If you ever saw Mystery Science Theater 3000, you know what to expect from Cinematic Titanic.
If not, it might all be a bit of a mystery to you.
It's a pretty simple concept. Several comedians make fun of a bad movie while the movie is being screened. It may sound strange, but trust us, it's hilarious.
Cinematic Titanic is the brainchild of Joel Hodgson, who also put together MST3K (as fans call it). He's also assmebled a group of MST3K veterans to help out. They've recorded several DVDs of their show, and now they're touring the country. Saturday night, they'll be at Greenville's Peace Center.
We talked to writer/performer Mary Jo Pehl about the Cinematic Titanic experience.
How would you describe the Cinematic Titanic experience (especially to folks unfamiliar with MST3K)? How does it differ from MST3K?
The premise of Mystery Science Theater 3000 was a guy trapped in space who was forced to watch old, bad movies with the robot buddies he built. In order to endure, they cracked wise at the screen.
With Cinematic Titanic, it’s just us as us: Trace Beaulieu, Frank Conniff, Joel Hodgson, Josh Weinstein and myself, on stage with the movie, making fun of it. No robots. No fictional premise. Just bad movies and jokes.
Expect a wonderfully bad movie and a lot of laughs with kindred spirits. There’s also a “talent show” before the movie, with comedian and professional warm-up act Dave “Gruber” Allen, in which each of us does a little something. Sometimes Frank will do standup, Trace will read from his book, Josh does his great Elvis Costello impersonation, Joel might do some magic – it’s a grab bag every night.
What movie will you be riffing over? How did this film get chosen?
We’ll be mocking “Astral Factor”, a 1970 film starring Robert Foxworth, Stephanie Powers and Elke Somer. When you see the movie, you’ll see why it got chosen –it speaks for itself. It has everything: bad special effects, a flailing attempt at psycho drama, barely a plot – and polyester pants. What more could you want?!?
Can you tell us a little bit about the process of developing the riffs? Do riffs change over the course of a tour?
In the days of Mystery Science Theater, we’d all sit in a writing room at the studio and watch the movie on a big TV, stopping and starting, and we’d take turns transcribing the comments on the computer as people would call them out.
With Cinematic Titanic, we’re all in different cities, coming together for shows. So we each individually write the movie; then all the jokes are put into an Excel spreadsheet with the time codes at which they occur.
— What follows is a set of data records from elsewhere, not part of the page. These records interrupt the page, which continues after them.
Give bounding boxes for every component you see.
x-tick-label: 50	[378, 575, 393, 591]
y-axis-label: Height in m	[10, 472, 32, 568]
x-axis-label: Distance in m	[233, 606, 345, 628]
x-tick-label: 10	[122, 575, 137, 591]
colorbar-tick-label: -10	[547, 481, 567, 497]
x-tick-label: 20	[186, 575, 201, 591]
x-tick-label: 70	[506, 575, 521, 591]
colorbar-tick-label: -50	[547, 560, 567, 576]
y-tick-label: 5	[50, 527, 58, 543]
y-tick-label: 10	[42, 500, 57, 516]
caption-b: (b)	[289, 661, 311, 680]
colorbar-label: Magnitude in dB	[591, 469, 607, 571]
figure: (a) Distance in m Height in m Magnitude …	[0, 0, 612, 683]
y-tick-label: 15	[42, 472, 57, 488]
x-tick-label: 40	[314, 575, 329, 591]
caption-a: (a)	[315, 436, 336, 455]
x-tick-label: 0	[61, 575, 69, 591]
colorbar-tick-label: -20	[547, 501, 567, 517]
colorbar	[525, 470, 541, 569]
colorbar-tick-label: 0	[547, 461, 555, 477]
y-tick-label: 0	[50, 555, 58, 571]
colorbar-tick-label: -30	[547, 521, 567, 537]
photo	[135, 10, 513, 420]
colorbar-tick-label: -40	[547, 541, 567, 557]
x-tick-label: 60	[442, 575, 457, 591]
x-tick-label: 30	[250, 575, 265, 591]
This makes for a giant script with all our jokes. The we each take a portion of the script and winnow it down, putting in jokes where there is opportunity. Once the script is edited, we Skype to review it and see how it works, how it feels.
When we’re together in the city we’re touring, we’ll review the script again. The real test is that first performance, where we get a read on what works with the audience. And then we keep working on the script, either via Skype, sitting down at the hotel and reviewing it, and trying new stuff in the performance. Even if we’re working off scripts in the actual show, there’s a lot of room for improvisation. Sometimes we’ll make a local reference, or we’ll throw in something topical that’s fitting, or we might respond to the crowd’s reaction on any given joke. We all come from standup comedy and/or performance backgrounds, so we love the immediacy of live shows, and being able to have fun with the audience.
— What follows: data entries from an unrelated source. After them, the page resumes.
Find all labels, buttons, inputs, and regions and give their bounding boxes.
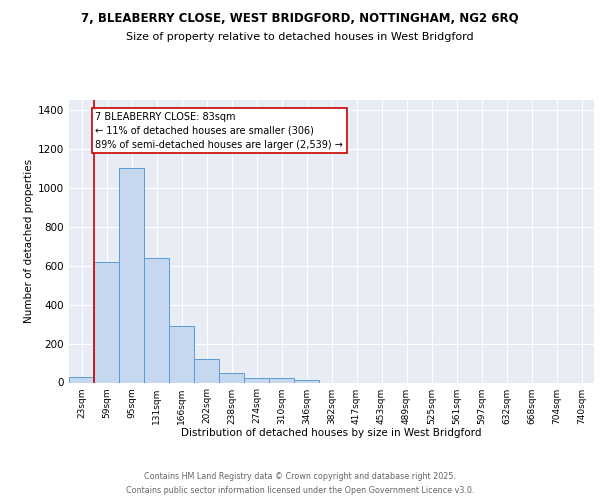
Text: 7, BLEABERRY CLOSE, WEST BRIDGFORD, NOTTINGHAM, NG2 6RQ: 7, BLEABERRY CLOSE, WEST BRIDGFORD, NOTT…: [81, 12, 519, 26]
Bar: [244, 378, 269, 382]
Text: Contains public sector information licensed under the Open Government Licence v3: Contains public sector information licen…: [126, 486, 474, 495]
Bar: [194, 359, 219, 382]
Bar: [294, 380, 319, 382]
Text: Size of property relative to detached houses in West Bridgford: Size of property relative to detached ho…: [126, 32, 474, 42]
Text: Contains HM Land Registry data © Crown copyright and database right 2025.: Contains HM Land Registry data © Crown c…: [144, 472, 456, 481]
Bar: [94, 262, 119, 382]
Bar: [119, 168, 144, 382]
Text: 7 BLEABERRY CLOSE: 83sqm
← 11% of detached houses are smaller (306)
89% of semi-: 7 BLEABERRY CLOSE: 83sqm ← 11% of detach…: [95, 112, 343, 150]
X-axis label: Distribution of detached houses by size in West Bridgford: Distribution of detached houses by size …: [181, 428, 482, 438]
Y-axis label: Number of detached properties: Number of detached properties: [24, 159, 34, 324]
Bar: [269, 378, 294, 382]
Bar: [219, 373, 244, 382]
Bar: [169, 326, 194, 382]
Bar: [69, 376, 94, 382]
Bar: [144, 258, 169, 382]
I think I'm right when I say that you're the only woman writer/performer who's worked on MST3K/CT. Reflecting on that, how would you describe your experience over the years?
Oh, Frank hasn’t told you his little secret, I take it? Anyway… actually, Bridget Jones Nelson and Colleen Henjum preceded me on a parttime basis. I was the first on a fulltime, in-the-trenches basis.
I’ve known these guys for a long time, so I’m not sure how much gender plays a part. Many people are glad that the woman’s point of view is represented. I think I understand what they’re saying, but I don’t intend to speak for all women, just as the fellows don’t speak for all men. I only speak for my experience, and part of that, yes, happens to be as a woman. You’d be surprised who makes the lipstick and shopping jokes! That said, it’s been very curious to encounter people who assume I’m the secretary, the “helper” to the real comedians Mystery Science Theater 3000 and Cinematic Titanic.
What other projects are you working on?
Funny you should ask! I just published a book, “Employee of the Month And Other Big Deals”, available at Cinematic Titanic shows and through Amazon.com. I’ve got another book in the pipeline, and I’ll also be appearing at SketchFest, Out of Bounds Comedy Festival and LAFF in Austin, TX.